Learn more from [A Must-Read Guide on How to Work with PySpark on Google Colab for Data Scientists!](https://www.analyticsvidhya.com/blog/2020/11/a-must-read-guide-on-how-to-work-with-pyspark-on-google-colab-for-data-scientists/)

In [None]:
try:
  import google.colab
  IN_COLAB = True
except:
  IN_COLAB = False

In [None]:
if IN_COLAB:
    !apt-get install openjdk-8-jdk-headless -qq > /dev/null
    !wget -q https://dlcdn.apache.org/spark/spark-3.2.1/spark-3.2.1-bin-hadoop3.2.tgz
    !tar xf spark-3.2.1-bin-hadoop3.2.tgz
    !mv spark-3.2.1-bin-hadoop3.2 spark
    !pip install -q findspark

In [None]:
if IN_COLAB:
  import os
  os.environ["JAVA_HOME"] = "/usr/lib/jvm/java-8-openjdk-amd64"
  os.environ["SPARK_HOME"] = "/content/spark"

# Start a Local Cluster
Use findspark.init() to start a local cluster.  If you plan to use remote cluster, skip the findspark.init() and change the cluster_url according.

In [None]:
import findspark
findspark.init()

In [None]:
cluster_url = 'local'

In [None]:
from pyspark.sql import SparkSession

spark = SparkSession.builder\
        .master(cluster_url)\
        .appName("Colab")\
        .config('spark.ui.port', '4040')\
        .getOrCreate()
sc = spark.sparkContext

# Basic Spark Commands

In [None]:
sc

## Simple RDD Operations
- *sc.parallelize(data)* 
create an RDD from data
- *rdd.count()* 
count number of elements in an rdd
- *rdd.filter(func)* 
create a new rdd from existing rdd and keep only those elements that func is true

In [None]:
data = [1, 2, 3, 4, 5]
rdd = sc.parallelize(data)
n = rdd.count()
print('count = {0}'.format(n))
l = rdd.collect()
print(l)

In [None]:
l = rdd.take(3)
print(l)

In [None]:
f_rdd = rdd.filter(lambda d: d > 2)
for d in f_rdd.collect():
    print(d)
print('filter count = {0}'.format(f_rdd.count()))

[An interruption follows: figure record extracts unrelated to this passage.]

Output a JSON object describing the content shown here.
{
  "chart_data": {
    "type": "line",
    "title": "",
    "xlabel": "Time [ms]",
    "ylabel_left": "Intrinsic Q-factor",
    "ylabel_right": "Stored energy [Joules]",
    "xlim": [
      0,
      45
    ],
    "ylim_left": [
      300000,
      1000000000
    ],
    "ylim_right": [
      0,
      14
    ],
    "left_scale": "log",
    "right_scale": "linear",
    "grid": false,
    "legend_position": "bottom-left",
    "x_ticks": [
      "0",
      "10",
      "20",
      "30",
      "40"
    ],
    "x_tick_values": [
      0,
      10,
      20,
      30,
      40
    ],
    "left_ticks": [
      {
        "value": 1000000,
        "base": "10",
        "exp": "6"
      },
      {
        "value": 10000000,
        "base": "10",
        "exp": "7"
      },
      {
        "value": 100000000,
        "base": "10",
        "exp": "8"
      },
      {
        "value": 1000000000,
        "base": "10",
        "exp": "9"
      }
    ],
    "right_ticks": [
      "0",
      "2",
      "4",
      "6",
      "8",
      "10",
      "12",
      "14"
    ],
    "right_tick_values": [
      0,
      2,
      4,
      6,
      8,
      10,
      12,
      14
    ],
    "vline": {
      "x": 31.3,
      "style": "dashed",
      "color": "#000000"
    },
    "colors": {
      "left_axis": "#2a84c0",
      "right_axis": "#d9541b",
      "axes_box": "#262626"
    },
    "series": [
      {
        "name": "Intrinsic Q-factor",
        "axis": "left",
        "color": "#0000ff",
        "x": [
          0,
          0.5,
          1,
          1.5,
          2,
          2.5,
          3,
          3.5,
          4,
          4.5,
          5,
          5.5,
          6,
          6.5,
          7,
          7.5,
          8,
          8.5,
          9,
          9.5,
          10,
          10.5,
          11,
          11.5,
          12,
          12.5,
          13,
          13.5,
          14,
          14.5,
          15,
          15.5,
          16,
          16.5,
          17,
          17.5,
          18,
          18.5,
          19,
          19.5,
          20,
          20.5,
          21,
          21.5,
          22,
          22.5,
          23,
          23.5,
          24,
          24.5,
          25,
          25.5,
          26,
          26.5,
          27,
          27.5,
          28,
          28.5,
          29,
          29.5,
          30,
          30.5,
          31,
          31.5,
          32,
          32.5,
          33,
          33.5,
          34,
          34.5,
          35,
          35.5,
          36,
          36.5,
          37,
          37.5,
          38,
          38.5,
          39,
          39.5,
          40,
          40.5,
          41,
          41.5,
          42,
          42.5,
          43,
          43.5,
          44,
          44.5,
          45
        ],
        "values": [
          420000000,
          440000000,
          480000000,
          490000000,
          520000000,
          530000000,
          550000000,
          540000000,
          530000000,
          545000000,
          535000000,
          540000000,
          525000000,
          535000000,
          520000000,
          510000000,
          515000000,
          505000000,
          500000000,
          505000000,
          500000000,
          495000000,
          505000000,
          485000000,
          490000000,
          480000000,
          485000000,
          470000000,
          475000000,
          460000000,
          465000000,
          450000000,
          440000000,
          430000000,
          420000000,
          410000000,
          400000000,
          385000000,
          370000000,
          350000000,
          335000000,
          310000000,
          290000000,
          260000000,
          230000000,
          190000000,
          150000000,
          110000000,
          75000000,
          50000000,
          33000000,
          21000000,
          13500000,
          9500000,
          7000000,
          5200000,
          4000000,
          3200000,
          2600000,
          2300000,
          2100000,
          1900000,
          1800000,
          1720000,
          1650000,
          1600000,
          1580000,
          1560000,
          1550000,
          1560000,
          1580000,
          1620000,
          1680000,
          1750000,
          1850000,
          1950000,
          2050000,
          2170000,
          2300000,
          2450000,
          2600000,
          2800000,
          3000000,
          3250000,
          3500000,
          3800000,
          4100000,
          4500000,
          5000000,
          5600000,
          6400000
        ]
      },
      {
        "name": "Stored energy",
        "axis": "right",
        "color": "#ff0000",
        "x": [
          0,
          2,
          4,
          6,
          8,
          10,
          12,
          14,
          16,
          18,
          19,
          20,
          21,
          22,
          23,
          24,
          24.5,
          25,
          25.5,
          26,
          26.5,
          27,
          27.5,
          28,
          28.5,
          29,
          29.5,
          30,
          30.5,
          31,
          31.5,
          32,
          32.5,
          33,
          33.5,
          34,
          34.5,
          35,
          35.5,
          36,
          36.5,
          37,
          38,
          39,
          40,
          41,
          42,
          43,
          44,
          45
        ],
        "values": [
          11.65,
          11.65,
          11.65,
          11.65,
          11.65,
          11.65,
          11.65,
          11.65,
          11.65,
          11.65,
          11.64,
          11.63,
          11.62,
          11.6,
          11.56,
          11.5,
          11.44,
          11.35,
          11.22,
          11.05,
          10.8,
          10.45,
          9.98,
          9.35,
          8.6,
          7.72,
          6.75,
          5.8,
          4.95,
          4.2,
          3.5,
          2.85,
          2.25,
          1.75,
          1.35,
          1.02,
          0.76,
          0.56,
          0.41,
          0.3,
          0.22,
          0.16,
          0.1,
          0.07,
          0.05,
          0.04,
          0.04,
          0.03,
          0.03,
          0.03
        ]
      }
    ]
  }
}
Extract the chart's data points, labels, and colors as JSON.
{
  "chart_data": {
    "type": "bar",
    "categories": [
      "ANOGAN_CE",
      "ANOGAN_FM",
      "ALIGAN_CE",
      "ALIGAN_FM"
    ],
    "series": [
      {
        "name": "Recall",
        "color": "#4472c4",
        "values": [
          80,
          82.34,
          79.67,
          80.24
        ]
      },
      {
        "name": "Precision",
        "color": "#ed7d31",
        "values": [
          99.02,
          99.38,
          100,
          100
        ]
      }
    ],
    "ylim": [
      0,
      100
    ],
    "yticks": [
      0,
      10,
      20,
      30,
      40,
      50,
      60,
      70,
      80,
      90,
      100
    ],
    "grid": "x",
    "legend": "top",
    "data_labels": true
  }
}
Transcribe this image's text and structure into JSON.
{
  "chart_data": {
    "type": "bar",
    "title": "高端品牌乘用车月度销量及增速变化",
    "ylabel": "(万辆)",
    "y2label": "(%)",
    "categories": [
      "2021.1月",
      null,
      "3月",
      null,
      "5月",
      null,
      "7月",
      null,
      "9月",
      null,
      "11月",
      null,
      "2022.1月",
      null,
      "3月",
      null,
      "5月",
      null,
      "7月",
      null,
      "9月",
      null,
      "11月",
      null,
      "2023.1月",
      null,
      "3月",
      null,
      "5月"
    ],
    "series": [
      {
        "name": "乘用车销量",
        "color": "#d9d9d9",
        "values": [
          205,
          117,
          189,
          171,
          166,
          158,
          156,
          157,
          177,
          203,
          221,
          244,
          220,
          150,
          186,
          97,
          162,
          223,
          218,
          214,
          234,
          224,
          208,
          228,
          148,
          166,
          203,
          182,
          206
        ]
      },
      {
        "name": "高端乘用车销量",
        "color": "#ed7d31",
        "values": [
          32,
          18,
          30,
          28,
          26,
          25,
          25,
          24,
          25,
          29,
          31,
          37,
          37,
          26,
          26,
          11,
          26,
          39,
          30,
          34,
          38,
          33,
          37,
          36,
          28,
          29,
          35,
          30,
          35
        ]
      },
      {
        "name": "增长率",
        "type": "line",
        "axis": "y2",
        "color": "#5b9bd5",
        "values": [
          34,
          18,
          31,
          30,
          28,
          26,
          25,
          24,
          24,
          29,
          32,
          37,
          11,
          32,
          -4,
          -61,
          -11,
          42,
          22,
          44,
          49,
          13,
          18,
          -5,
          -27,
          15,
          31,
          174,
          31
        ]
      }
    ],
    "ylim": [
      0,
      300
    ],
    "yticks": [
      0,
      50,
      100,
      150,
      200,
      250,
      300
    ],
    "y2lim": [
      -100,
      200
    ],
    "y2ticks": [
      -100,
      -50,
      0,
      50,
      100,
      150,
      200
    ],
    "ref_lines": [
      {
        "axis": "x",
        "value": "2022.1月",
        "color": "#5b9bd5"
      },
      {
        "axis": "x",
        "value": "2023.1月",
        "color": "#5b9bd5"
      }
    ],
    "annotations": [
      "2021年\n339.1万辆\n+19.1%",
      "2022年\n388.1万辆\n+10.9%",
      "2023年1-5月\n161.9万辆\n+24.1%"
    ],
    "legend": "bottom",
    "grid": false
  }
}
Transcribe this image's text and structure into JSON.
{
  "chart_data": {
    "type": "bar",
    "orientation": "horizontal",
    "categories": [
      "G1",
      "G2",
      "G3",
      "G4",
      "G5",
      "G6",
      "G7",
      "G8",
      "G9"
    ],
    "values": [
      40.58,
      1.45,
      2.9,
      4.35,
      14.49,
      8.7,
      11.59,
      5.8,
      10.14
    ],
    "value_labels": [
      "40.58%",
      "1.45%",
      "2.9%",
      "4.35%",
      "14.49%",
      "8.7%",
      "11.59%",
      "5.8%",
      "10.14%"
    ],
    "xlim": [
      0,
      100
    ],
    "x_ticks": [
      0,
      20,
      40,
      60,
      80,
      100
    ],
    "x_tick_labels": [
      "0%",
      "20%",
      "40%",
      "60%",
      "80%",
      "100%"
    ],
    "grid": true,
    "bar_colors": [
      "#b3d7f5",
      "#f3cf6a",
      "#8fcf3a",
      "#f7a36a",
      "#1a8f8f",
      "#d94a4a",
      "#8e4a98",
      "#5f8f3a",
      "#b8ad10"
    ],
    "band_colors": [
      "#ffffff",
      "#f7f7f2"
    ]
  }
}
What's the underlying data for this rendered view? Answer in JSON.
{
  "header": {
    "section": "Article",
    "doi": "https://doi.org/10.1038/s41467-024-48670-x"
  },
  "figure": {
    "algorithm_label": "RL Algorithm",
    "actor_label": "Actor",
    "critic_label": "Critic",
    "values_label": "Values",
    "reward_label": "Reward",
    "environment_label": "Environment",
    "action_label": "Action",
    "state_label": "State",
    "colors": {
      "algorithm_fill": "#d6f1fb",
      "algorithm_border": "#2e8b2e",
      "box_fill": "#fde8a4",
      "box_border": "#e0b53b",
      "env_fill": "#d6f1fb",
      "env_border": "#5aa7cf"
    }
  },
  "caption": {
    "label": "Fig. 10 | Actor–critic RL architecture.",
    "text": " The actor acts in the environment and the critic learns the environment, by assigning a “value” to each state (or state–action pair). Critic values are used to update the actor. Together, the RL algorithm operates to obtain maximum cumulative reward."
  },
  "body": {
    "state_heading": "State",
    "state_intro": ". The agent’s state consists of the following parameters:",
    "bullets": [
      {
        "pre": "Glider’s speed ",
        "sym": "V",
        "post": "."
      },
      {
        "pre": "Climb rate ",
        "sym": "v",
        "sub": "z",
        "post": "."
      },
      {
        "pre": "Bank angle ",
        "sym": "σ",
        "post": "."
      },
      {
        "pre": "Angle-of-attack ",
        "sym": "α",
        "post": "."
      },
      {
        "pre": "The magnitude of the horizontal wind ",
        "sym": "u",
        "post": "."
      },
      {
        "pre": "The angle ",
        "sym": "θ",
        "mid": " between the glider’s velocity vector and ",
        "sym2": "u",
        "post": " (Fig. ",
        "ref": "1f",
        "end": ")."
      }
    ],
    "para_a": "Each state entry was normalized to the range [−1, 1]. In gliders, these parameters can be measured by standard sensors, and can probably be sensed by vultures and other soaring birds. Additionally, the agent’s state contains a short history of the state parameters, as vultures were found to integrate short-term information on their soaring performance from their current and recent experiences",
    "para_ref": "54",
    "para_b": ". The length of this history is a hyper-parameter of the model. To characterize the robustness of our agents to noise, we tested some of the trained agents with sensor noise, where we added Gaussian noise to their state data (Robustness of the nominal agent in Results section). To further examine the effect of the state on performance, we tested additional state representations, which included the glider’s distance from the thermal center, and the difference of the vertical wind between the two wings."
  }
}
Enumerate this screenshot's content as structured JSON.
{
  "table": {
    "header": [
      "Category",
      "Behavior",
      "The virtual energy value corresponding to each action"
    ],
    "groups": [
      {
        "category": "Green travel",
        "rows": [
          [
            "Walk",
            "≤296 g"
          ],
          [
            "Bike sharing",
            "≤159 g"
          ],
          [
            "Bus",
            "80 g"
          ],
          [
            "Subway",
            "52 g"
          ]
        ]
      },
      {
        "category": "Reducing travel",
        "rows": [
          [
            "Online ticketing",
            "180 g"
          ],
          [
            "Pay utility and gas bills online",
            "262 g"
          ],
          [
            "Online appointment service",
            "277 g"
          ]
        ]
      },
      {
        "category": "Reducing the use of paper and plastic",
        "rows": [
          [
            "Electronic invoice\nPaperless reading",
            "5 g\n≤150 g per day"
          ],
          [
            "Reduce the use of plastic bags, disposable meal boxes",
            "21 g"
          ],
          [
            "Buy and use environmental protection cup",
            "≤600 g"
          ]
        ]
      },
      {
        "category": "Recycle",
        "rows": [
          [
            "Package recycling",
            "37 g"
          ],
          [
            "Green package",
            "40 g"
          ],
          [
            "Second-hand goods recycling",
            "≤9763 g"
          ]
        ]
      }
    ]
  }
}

## RDD Operations - map and reduce
- *rdd.map(func)*
create a new rdd by performing function func on each element in an rdd
- *rdd.reduce(func)*
aggregate all elements in an rdd using function func

In [None]:
data = ['line 1', '2', 'more lines', 'last line']

In [None]:
lines = sc.parallelize(data)

In [None]:
print(lines.collect())

In [None]:
lineLengths = lines.map(lambda line: len(line))
print(lineLengths.collect())

In [None]:
totalLength = lineLengths.reduce(lambda a, b: a+b)
print(totalLength)

In [None]:
data = (1,2,3,4)
rdd = sc.parallelize(data)
rdd2 = rdd.map(lambda x: x*2)
print(rdd2.collect())
sum_val = rdd2.reduce(lambda a, b: a+b)
print('sum = {0}'.format(sum_val))
mul_val = rdd2.reduce(lambda a, b: a*b)
print('mul = {0}'.format(mul_val))

## RDD Operations - aggregate

In [None]:
rdd.aggregate((0, 0),
              lambda acc, value: (acc[0]+value, acc[1]+1), 
              lambda acc1, acc2: (acc1[0]+acc2[0], acc1[1]+acc2[1]))

In [None]:
lines.aggregate(("", 0),
                lambda a, s: (a[0]+s, a[1]+len(s)),
                lambda a, b: (a[0]+b[0], a[1]+b[1]))

# Working with Text

Before running this example, make sure that a data file 'star-wars.txt' has been uploaded to content folder of this colab

In [None]:
sw = sc.textFile('star-wars.txt')
print('Total = {0} lines'.format(sw.count()))
for line in sw.take(10):
    print('{0}: [{1}]'.format(len(line), line))

In [None]:
nb_lines = sw.filter(lambda line: len(line) > 0)
print('Non blank line = {0} lines'.format(nb_lines.count()))
all_lowers = nb_lines.map(lambda line: line.lower())
for line in all_lowers.take(10):
    print('{0}: [{1}]'.format(len(line), line))

In [None]:
words = all_lowers.flatMap(lambda line: line.split())
for w in words.take(5):
    print(w)

In [None]:
mappers = words.map(lambda word: (word, 1))
counts = mappers.reduceByKey(lambda x, y: x+y)
for wc in counts.take(10):
    print(wc)